On the other hand, in the short term it is certainly the
first two that are going to attract most of our attention. Until that kind of
problem can be ruled out as a possible cause of the differences we see between
cases and between providers, we can’t really use the data for analysing the
third type of variation. And, above all, we certainly can’t use the Clusters as
a reliable guide to cost.
So the first stage of the exercise is going to be looking
into what exactly lies behind each of the Clusters and what is causing the
observed differences. As we do that, we shall start to build a picture of what
we would normally expect to see in
the way of a mix of treatment types within a Cluster: between so many and so
many outpatient appointments or community visits, between so many and so many
admissions or days of inpatient care.
In other words, we shall start to build definitions of
the packages of care that are associated with Clusters. When we have those, we
shall be able to identify treatment profiles that differ significantly from the
norm.
Now there’s nothing exclusive to Mental Health in
this approach to defining bundles or packages of care. We can build them for
Mental Health care clusters, but why not for somatic diseases too? Why not for
congestive heart failure, diabetes or even different types of cancer? Indeed,
for any long term condition?
Because this kind of work is breaking down another of the
deeply-established barriers in healthcare, between somatic and psychiatric
care. Anything that requires treatment over a long period, in different care
settings, perhaps by different providers, lends itself to this kind of package
of care approach. It’s by no means limited to Mental Health only.

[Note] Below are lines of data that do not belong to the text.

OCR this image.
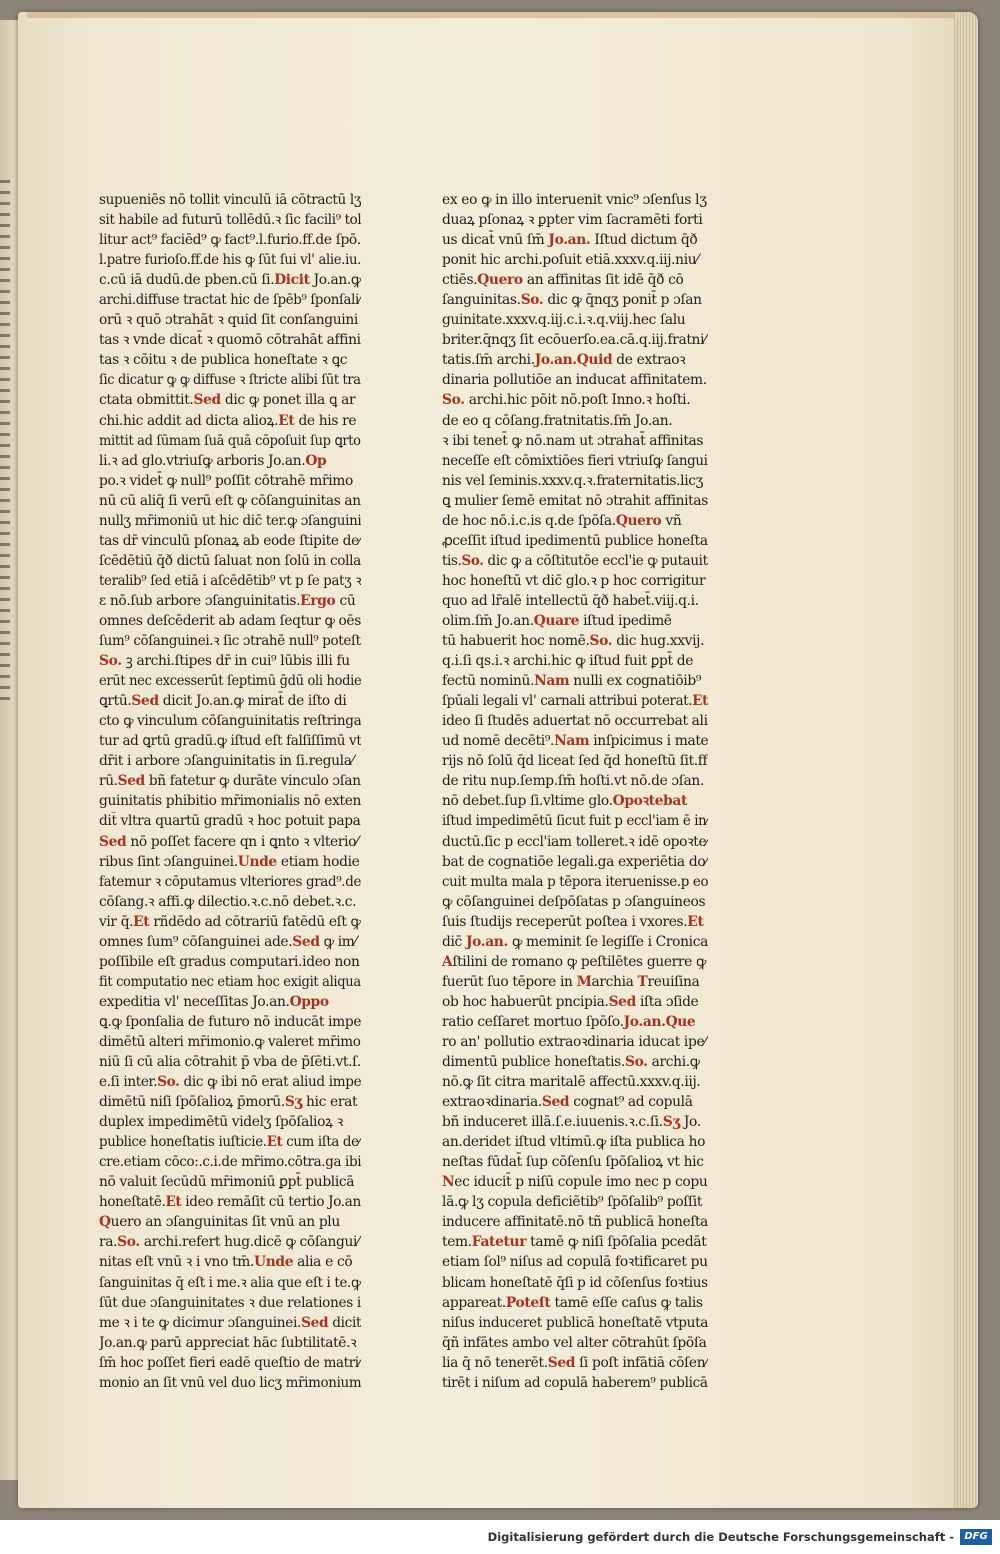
supueniēs nō tollit vinculū iā cōtractū lʒ
sit habile ad futurū tollēdū.ꝛ ſic facili⁹ tol
litur act⁹ faciēd⁹ ꝙ fact⁹.l.furio.ff.de ſpō.
l.patre furioſo.ff.de his ꝙ ſūt ſui vl' alie.iu.
c.cū iā dudū.de pben.cū ſi.Dicit Jo.an.ꝙ
archi.diffuse tractat hic de ſpēb⁹ ſponſali⁄
orū ꝛ quō ɔtrahāt ꝛ quid ſit conſanguini
tas ꝛ vnde dicat̄ ꝛ quomō cōtrahāt affini
tas ꝛ cōitu ꝛ de publica honeſtate ꝛ ꝗc
ſic dicatur ꝙ ꝙ diffuse ꝛ ſtricte alibi ſūt tra
ctata obmittit.Sed dic ꝙ ponet illa ꝗ ar
chi.hic addit ad dicta alioꝝ.Et de his re
mittit ad ſūmam ſuā quā cōpoſuit ſup ꝗrto
li.ꝛ ad glo.vtriuſꝙ arboris Jo.an.Op
po.ꝛ videt̄ ꝙ null⁹ poſſit cōtrahē mr̄imo
nū cū aliq̄ ſi verū eſt ꝙ cōſanguinitas an
nullʒ mr̄imoniū ut hic dic̄ ter.ꝙ ɔſanguini
tas dr̄ vinculū pſonaꝝ ab eode ſtipite de⁄
ſcēdētiū q̄ð dictū ſaluat non ſolū in colla
teralib⁹ ſed etiā i aſcēdētib⁹ vt p ſe patʒ ꝛ
ɛ nō.ſub arbore ɔſanguinitatis.Ergo cū
omnes deſcēderit ab adam ſeqtur ꝙ oēs
ſum⁹ cōſanguinei.ꝛ ſic ɔtrahē null⁹ poteſt
So. ꝫ archi.ſtipes dr̄ in cui⁹ lūbis illi fu
erūt nec excesserūt ſeptimū ḡdū oli hodie
ꝗrtū.Sed dicit Jo.an.ꝙ mirat̄ de iſto di
cto ꝙ vinculum cōſanguinitatis reſtringa
tur ad ꝗrtū gradū.ꝙ iſtud eſt falſiſſimū vt
dr̄it i arbore ɔſanguinitatis in ſi.regula⁄
rū.Sed bñ fatetur ꝙ durāte vinculo ɔſan
guinitatis phibitio mr̄imonialis nō exten
dit̄ vltra quartū gradū ꝛ hoc potuit papa
Sed nō poſſet facere qn i ꝗnto ꝛ vlterio⁄
ribus ſint ɔſanguinei.Unde etiam hodie
fatemur ꝛ cōputamus vlteriores grad⁹.de
cōſang.ꝛ affi.ꝙ dilectio.ꝛ.c.nō debet.ꝛ.c.
vir q̄.Et rñdēdo ad cōtrariū fatēdū eſt ꝙ
omnes ſum⁹ cōſanguinei ade.Sed ꝙ im⁄
poſſibile eſt gradus computari.ideo non
fit computatio nec etiam hoc exigit aliqua
expeditia vl' neceſſitas Jo.an.Oppo
ꝗ.ꝙ ſponſalia de futuro nō inducāt impe
dimētū alteri mr̄imonio.ꝙ valeret mr̄imo
niū ſi cū alia cōtrahit p̄ vba de p̄ſēti.vt.ſ.
e.ſi inter.So. dic ꝙ ibi nō erat aliud impe
dimētū niſi ſpōſalioꝝ p̄morū.Sʒ hic erat
duplex impedimētū videlʒ ſpōſalioꝝ ꝛ
publice honeſtatis iuſticie.Et cum iſta de⁄
cre.etiam cōco:.c.i.de mr̄imo.cōtra.ga ibi
nō valuit ſecūdū mr̄imoniū ꝑpt̄ publicā
honeſtatē.Et ideo remāſit cū tertio Jo.an
Quero an ɔſanguinitas ſit vnū an plu
ra.So. archi.refert hug.dicē ꝙ cōſangui⁄
nitas eſt vnū ꝛ i vno tm̄.Unde alia e cō
ſanguinitas q̄ eſt i me.ꝛ alia que eſt i te.ꝙ
ſūt due ɔſanguinitates ꝛ due relationes i
me ꝛ i te ꝙ dicimur ɔſanguinei.Sed dicit
Jo.an.ꝙ parū appreciat hāc ſubtilitatē.ꝛ
ſm̄ hoc poſſet fieri eadē queſtio de matri⁄
monio an ſit vnū vel duo licʒ mr̄imonium
ex eo ꝙ in illo interuenit vnic⁹ ɔſenſus lʒ
duaꝝ pſonaꝝ ꝛ ꝑpter vim ſacramēti forti
us dicat̄ vnū ſm̄ Jo.an. Iſtud dictum q̄ð
ponit hic archi.poſuit etiā.xxxv.q.iij.niu⁄
ctiēs.Quero an affinitas ſit idē q̄ð cō
ſanguinitas.So. dic ꝙ q̄nqʒ ponit̄ p ɔſan
guinitate.xxxv.q.iij.c.i.ꝛ.q.viij.hec ſalu
briter.q̄nqʒ ſit ecōuerſo.ea.cā.q.iij.fratni⁄
tatis.ſm̄ archi.Jo.an.Quid de extraoꝛ
dinaria pollutiōe an inducat affinitatem.
So. archi.hic pōit nō.poſt Inno.ꝛ hoſti.
de eo q cōſang.fratnitatis.ſm̄ Jo.an.
ꝛ ibi tenet̄ ꝙ nō.nam ut ɔtrahat̄ affinitas
neceſſe eſt cōmixtiōes fieri vtriuſꝙ ſangui
nis vel ſeminis.xxxv.q.ꝛ.fraternitatis.licʒ
ꝗ mulier ſemē emitat nō ɔtrahit affinitas
de hoc nō.i.c.is q.de ſpōſa.Quero vñ
ꝓceſſit iſtud ipedimentū publice honeſta
tis.So. dic ꝙ a cōſtitutōe eccl'ie ꝙ putauit
hoc honeſtū vt dic̄ glo.ꝛ p hoc corrigitur
quo ad lr̄alē intellectū q̄ð habet̄.viij.q.i.
olim.ſm̄ Jo.an.Quare iſtud ipedimē
tū habuerit hoc nomē.So. dic hug.xxvij.
q.i.ſi qs.i.ꝛ archi.hic ꝙ iſtud fuit ꝑpt̄ de
fectū nominū.Nam nulli ex cognatiōib⁹
ſpūali legali vl' carnali attribui poterat.Et
ideo ſi ſtudēs aduertat nō occurrebat ali
ud nomē decēti⁹.Nam inſpicimus i mate
rijs nō ſolū q̄d liceat ſed q̄d honeſtū ſit.ff
de ritu nup.ſemp.ſm̄ hoſti.vt nō.de ɔſan.
nō debet.ſup ſi.vltime glo.Opoꝛtebat
iſtud impedimētū ſicut fuit p eccl'iam ē in⁄
ductū.ſic p eccl'iam tolleret.ꝛ idē opoꝛte⁄
bat de cognatiōe legali.ga experiētia do⁄
cuit multa mala p tēpora iteruenisse.p eo
ꝙ cōſanguinei deſpōſatas p ɔſanguineos
ſuis ſtudijs receperūt poſtea i vxores.Et
dic̄ Jo.an. ꝙ meminit ſe legiſſe i Cronica
Aſtilini de romano ꝙ peſtilētes guerre ꝙ
fuerūt ſuo tēpore in Marchia Treuiſina
ob hoc habuerūt pncipia.Sed iſta ɔſide
ratio ceſſaret mortuo ſpōſo.Jo.an.Que
ro an' pollutio extraoꝛdinaria iducat ipe⁄
dimentū publice honeſtatis.So. archi.ꝙ
nō.ꝙ ſit citra maritalē affectū.xxxv.q.iij.
extraoꝛdinaria.Sed cognat⁹ ad copulā
bñ induceret illā.ſ.e.iuuenis.ꝛ.c.ſi.Sʒ Jo.
an.deridet iſtud vltimū.ꝙ iſta publica ho
neſtas fūdat̄ ſup cōſenſu ſpōſalioꝝ vt hic
Nec iducit̄ p niſū copule imo nec p copu
lā.ꝙ lʒ copula deficiētib⁹ ſpōſalib⁹ poſſit
inducere affinitatē.nō tñ publicā honeſta
tem.Fatetur tamē ꝙ niſi ſpōſalia pcedāt
etiam ſol⁹ niſus ad copulā foꝛtificaret pu
blicam honeſtatē q̄ſi p id cōſenſus foꝛtius
appareat.Poteſt tamē eſſe caſus ꝙ talis
niſus induceret publicā honeſtatē vtputa
q̄ñ infātes ambo vel alter cōtrahūt ſpōſa
lia q̄ nō tenerēt.Sed ſi poſt infātiā cōſen⁄
tirēt i niſum ad copulā haberem⁹ publicā
Digitalisierung gefördert durch die Deutsche Forschungsgemeinschaft -	DFG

Nor is it limited to British healthcare only: much of the
thinking behind the launching of Accountable Care Organisations in the United
States is also concerned with having a single body responsible for care in a
variety of settings by a range of different institutions. There is nothing surprising
about this convergence: it is a piece of increasingly accepted wisdom that
anything up to 40% of what we previously thought of as acute care is evolving into chronic condition management (with Cancer as perhaps the most
striking example). Inevitably, that is driving us all, everywhere, to undertake this kind of work.
So again it was interesting to discover that many of the
people attending the Mental Health conference also had responsibility for helping to manage Long
Term Conditions. The need to think in terms of packages of care spans
traditionally distinct fields.
Interesting times ahead. And, not for the first time, I was
struck by how Mental Health is showing the way.
There are some interesting challenges ahead. Not least is what lay behind what several speakers pointed out: they didn’t
like talking about Payment by Results. They felt that the initials ‘PbR’ should
be viewed as standing for ‘Payment by Recovery.’
A refreshing view, and one that fits well with the package of care approach. After all, how do you know a package is complete except when the patient has recovered?
But can you imagine the impact on healthcare if remuneration started to be based on outcome?